Occupy English

In the April issue of IEEE Spectrum, an article “Occupy English” by Paul McFedries, about the vocabulary introduced by the Occupy movement. The intro:

Occupy is an old word, of course, but by late 2011 it had come to have a new meaning: “to take possession of and remain in a place without authorization as a form of protest.” In fact, the protesters soon largely abandoned the “Wall Street” portion of the name, and the protests became more generally known as the capital-O Occupy movement. Indeed, the word became so iconic that the American Dialect Society voted it Word of the Year for 2011.

and the conclusion:

The language is richer for these new additions to the vocabulary, but it remains to be seen if this movement can create more than just linguistic wealth.

In between, McFedries enumerates lexical innovations associated with the movement:

the 99 percent, 99 percenters, the 1 percent, 1 percenters, 53 percenter, corporatocracy / corpocracy, plutonomy, lucrepaths, occupationistas, precariat, workweek creep, job spill, weisure, stop-loss jobs, mancession, 99er, worklessness, human microphone, twinkling

These include semantic specializations of existing vocabulary, novel compounds, novel derivational formations, and portmanteaus. Details in the article.

On McFedries: on his web site, he describes himself as a “technical writer and word spy” (Wikipedia entry here), so it’s not entirely surprising that he published this piece in an IEEE publication. But I surely wouldn’t have come across it if Dan Elwell hadn’t pointed it out to me on Google+.

[The IEEE bills itself as “The world’s largest professional society for the advancement of technology”. On the name:

IEEE, pronounced “Eye-triple-E”, stands for the Institute of Electrical and Electronics Engineers. The association is chartered under this name and it is the full legal name. To learn more about association’s name, please read the History of IEEE. (link)

So IEEE isn’t yet an orphan initialism, but the full name is very rarely used.]

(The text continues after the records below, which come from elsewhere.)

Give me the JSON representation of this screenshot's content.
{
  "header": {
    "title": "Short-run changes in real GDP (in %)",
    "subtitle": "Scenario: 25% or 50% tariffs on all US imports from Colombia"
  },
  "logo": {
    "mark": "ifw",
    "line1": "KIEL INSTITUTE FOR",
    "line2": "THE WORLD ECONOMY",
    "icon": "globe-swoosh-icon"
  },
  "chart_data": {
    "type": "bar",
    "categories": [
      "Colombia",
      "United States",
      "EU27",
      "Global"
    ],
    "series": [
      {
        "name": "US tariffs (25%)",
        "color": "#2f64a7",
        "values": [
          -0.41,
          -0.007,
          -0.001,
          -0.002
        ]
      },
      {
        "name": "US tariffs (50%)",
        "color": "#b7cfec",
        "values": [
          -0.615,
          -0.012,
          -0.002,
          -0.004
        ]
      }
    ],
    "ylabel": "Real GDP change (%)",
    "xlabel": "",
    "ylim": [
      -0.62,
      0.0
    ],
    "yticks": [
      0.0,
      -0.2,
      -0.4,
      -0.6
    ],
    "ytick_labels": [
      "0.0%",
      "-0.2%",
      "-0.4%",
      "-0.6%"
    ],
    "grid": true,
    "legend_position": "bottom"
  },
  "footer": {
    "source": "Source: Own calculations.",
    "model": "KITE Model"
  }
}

 A final note, on the title of McFedries’s piece, “Occupy English”: This is a play on Occupy Wall Street, etc., but lacks the component of physical occupation of a place. So you might understand it as conveying the taking over of some aspect of English — presumably, the lexicon — via the Occupy movement. But of course the lexicon of English is affected in only a minor way by these additions, most of which will surely not endure for long. Still, it makes an eye-catching title.